I had written in previous postings, that I had replaced the ‘Nouveau’ graphics-drivers, that are open-source, with proprietary ‘nVidia’ drivers, that offer more capabilities, on the computer which I name ‘Plato’. In this previous posting, I described a bug that had developed between these recent graphics-drivers, and ‘xscreensaver’.
Well there is more, that can go wrong between the CPU and the GPU of a computer, if the computer is operating a considerable GPU.
When applications set up ‘rendering pipelines’ – aka contexts – they are loading data-structures as well as register-values, onto the graphics card and onto its graphics memory. Well, if the application, that would according to older standards only have resided in system memory, either crashes, or gets forcibly closed using a ‘kill -9′ instruction, then the kernel and the graphics driver will fail to clean up, whatever data-structures it had set up on the graphics card.
The ideal behavior would be, that if an application crashes, the kernel not only clean up whatever resources it was using in system memory, and within the O/S, but also, belonging to graphics memory. And for all I know, the programmers of the open-source drivers under Linux may have made this a top priority. But apparently, nVidia did not.
And so a scenario which can take place, is that the user needs to kill a hung application that was making heavy use of the graphics card, and that afterward, the state of the graphics card is corrupted, so that for example, ‘OpenCL‘ kernels will no longer run on it correctly.

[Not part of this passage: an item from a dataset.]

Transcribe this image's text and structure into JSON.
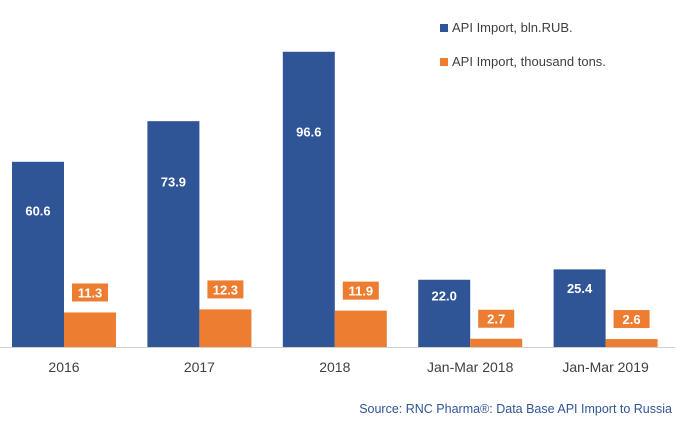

This can be particularly unfortunate for Linux users, because under Linux, it’s often a convention, to shut down services and applications, just by sending them a ‘kill’ command.
Just last night this seemed to happen to me, and the only way I was able to get the ‘BOINC Work Units‘ to run again, that were supposed to use OpenCL, was actually to reboot the computer.
I had already noticed this under Windows 7, but it was a bit more surprising to find this happening under Linux. And yet, it seems logical. The arrangements complex, GPU-aware apps make on the graphics card are complex arrangements, and I see little way to guarantee, that the kernel will always be able to clean them up, even if the application crashes badly.
(Edit : )
Using Windows 7, I had already learned, that it’s usually a mistake (which I had made last night), to restart my ‘BOINC Client’, when there are GPU Work Units loaded. Well under Linux, this still seems to be a mistake.
Separately, the question could be asked, whether the ideal is achievable, that the kernel and graphics driver will clean up graphics memory, that was used by applications, which shut down improperly. And I would think Yes, If the applications are using a specific, constrained API, such as OpenGL, which does get used for graphics. But as soon as the API becomes ‘OpenCL’ or ‘CUDA’, I don’t see that this ideal will be achievable.